湯河原温泉『夢十夜』は夢をコンセプトに、建築からお料理までご用意した温泉宿です。セレクトされた逸品が並ぶ不思議な商店。鏡のレストランでは甘い夢を見るデザート、懐かしい空間と夢に浸る温泉。そして館内には本が溢れています。
どこまでが現実でどこまでが夢なのか。物語の続きは是非その手でめくってください。
日本を代表する文人たちがこぞって湯河原に荷を下ろし、執筆や療養の時間をここで過ごしました。夏目漱石、芥川龍之介、与謝野晶子、谷崎潤一郎…、湯河原の風景を文字にした文豪たち。
街を歩くと湯煙が揺れ、この心地だけは昔も今も変わらない気がします。細い通りに並ぶ温泉宿と民家。手入れされた庭先は、客人を永く迎え入れてきた街の日常かもしれません。
派手さはないけれど、森と海の風が吹く。シンプルな贅沢がここにはあります。
湯河原温泉の発祥の地と呼ばれる「湯元通り」に『夢十夜』があります。300mほどの小さな通りは車一台が通れる幅。石畳の風情の中、散策の足取りも気がつけばゆっくりに。

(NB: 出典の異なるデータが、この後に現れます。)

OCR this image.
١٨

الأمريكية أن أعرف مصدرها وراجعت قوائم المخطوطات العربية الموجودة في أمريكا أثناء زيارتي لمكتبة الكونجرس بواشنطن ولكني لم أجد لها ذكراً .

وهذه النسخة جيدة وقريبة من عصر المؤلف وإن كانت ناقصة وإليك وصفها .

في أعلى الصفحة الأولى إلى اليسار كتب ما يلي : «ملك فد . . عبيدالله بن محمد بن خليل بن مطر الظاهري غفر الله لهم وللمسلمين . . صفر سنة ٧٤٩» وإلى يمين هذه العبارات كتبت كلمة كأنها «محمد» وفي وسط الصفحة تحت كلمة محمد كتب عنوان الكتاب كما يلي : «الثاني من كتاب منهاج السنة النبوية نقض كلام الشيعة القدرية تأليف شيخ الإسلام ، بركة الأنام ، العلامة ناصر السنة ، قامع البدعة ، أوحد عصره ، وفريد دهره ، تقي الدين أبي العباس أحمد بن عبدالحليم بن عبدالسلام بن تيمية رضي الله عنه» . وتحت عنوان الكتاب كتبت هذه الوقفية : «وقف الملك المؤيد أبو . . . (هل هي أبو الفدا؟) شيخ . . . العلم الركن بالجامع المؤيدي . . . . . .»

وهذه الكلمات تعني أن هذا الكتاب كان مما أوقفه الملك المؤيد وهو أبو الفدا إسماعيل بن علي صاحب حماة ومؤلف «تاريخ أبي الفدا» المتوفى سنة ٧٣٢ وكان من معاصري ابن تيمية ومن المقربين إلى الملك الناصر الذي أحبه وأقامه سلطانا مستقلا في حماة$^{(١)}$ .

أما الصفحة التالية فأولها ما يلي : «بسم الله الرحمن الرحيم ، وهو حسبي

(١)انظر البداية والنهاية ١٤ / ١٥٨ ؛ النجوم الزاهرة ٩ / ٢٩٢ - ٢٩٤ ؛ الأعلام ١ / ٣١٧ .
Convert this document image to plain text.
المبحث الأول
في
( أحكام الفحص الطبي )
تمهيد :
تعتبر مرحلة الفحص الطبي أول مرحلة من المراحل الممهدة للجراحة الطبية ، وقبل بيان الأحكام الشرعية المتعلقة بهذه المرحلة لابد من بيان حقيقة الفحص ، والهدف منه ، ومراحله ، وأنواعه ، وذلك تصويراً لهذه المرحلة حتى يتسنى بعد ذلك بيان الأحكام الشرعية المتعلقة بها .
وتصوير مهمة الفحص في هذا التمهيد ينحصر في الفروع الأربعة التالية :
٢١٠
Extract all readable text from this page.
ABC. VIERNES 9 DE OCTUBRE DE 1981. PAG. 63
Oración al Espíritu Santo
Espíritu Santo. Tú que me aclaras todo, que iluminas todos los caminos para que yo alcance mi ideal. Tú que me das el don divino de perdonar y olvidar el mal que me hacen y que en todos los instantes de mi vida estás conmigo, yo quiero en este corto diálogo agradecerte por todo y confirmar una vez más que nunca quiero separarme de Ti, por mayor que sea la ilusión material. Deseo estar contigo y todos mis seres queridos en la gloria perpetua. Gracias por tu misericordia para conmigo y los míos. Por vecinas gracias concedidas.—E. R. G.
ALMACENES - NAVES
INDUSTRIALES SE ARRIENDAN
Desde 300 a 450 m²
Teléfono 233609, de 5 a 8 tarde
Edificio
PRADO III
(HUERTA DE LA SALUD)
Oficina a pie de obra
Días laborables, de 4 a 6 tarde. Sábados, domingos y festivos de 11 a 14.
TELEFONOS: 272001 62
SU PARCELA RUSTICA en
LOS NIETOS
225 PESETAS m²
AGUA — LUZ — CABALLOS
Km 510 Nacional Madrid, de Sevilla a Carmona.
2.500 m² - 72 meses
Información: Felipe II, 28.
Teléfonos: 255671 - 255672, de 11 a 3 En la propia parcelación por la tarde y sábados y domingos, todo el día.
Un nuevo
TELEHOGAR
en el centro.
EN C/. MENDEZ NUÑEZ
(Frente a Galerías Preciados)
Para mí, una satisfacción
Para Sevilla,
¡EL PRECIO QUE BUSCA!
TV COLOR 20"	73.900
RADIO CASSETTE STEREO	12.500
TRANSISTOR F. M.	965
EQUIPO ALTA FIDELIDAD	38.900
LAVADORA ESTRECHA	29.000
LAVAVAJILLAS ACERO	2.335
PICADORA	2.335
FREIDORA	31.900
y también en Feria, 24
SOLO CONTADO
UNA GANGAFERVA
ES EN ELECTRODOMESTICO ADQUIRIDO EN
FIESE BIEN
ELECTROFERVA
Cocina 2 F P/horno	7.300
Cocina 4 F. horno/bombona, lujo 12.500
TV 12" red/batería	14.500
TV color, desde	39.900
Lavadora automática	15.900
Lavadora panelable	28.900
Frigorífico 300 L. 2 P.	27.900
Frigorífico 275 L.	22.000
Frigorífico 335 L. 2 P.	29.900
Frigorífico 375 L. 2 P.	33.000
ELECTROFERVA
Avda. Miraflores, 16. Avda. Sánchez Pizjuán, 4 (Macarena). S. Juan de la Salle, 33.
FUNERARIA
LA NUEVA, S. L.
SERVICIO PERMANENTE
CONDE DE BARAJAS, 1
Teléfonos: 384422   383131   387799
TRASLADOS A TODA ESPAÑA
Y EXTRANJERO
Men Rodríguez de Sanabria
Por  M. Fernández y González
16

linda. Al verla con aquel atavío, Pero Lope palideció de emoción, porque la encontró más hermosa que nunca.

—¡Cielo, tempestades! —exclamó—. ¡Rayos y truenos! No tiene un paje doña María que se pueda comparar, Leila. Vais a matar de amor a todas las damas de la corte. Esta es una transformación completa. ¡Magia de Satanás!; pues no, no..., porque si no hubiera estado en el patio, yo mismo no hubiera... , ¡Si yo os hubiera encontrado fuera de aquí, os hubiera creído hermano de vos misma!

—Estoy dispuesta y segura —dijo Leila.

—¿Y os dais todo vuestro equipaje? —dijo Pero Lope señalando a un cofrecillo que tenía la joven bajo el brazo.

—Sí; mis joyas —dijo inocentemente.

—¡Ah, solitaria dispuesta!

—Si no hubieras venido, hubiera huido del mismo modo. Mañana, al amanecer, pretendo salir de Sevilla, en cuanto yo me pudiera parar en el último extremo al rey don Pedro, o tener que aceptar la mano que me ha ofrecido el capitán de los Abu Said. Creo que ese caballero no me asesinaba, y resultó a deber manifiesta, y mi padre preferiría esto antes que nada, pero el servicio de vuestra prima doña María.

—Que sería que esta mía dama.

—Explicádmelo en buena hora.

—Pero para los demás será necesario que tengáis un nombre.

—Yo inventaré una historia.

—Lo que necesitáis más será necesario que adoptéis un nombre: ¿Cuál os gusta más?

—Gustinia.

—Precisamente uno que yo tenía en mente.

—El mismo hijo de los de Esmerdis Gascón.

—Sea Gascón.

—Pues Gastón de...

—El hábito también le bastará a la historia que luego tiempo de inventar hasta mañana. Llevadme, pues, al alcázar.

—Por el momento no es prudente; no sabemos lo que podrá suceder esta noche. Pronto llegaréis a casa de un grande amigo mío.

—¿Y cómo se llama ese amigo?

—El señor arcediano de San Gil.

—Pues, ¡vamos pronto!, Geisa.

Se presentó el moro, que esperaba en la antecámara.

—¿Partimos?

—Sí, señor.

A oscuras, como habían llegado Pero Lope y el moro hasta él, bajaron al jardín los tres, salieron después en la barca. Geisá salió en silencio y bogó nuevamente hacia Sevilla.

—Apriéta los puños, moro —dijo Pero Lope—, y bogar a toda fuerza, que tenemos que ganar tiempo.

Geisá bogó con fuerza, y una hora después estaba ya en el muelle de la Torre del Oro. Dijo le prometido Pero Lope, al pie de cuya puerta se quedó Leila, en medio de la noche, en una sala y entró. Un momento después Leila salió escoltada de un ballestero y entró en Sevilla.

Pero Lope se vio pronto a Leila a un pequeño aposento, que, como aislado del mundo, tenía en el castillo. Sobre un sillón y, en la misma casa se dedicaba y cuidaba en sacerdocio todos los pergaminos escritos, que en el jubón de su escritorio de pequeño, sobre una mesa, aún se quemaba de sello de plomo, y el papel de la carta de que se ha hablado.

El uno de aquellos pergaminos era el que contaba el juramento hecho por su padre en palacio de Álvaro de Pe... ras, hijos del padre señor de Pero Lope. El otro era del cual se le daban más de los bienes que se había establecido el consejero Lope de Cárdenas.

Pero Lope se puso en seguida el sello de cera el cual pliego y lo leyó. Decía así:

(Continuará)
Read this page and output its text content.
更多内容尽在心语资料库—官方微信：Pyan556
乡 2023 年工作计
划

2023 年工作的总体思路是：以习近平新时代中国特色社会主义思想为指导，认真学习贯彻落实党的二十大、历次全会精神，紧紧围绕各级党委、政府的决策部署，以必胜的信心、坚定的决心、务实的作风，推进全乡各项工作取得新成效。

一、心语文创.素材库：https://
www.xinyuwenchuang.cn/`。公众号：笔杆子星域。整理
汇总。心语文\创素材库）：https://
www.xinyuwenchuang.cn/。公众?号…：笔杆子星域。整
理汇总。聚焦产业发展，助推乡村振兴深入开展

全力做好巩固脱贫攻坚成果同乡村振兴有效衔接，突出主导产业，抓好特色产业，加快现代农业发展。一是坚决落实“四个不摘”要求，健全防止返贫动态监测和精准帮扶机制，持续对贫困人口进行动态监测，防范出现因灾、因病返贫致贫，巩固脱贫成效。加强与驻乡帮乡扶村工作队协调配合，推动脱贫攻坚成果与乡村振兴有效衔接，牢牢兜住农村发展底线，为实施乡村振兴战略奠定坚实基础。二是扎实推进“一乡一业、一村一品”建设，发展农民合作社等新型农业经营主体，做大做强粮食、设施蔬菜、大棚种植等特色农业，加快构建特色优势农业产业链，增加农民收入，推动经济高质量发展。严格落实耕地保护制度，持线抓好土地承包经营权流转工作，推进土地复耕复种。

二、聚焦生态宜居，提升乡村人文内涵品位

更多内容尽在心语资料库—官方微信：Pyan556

入り組んだ路地には、明治や大正に建築された旅館が並び、小川にかかる木造の橋を渡れば、文人たちの足取りを感じることができます。
少し足を伸ばすと「万葉公園」や「不動滝」といったマイナスイオンたっぷりの散策スポットがあり、季節によって時間帯によって変化する自然美は、数日の滞在も飽きさせない魅力があります。
『夢十夜』のライブラリィを“白昼夢”と名付けました。白昼夢とは、目を覚ましたまま幻想にふけること。
ここには、文学、マンガ、雑誌、写真集など、約300冊の本が並び、ソファではなくベッドが用意されています。
本の世界を旅しながらカラダを横にする。気がつけば、ふわふわと現実から遠ざかっている。体験してほしいのはそんな夢の中の散歩です。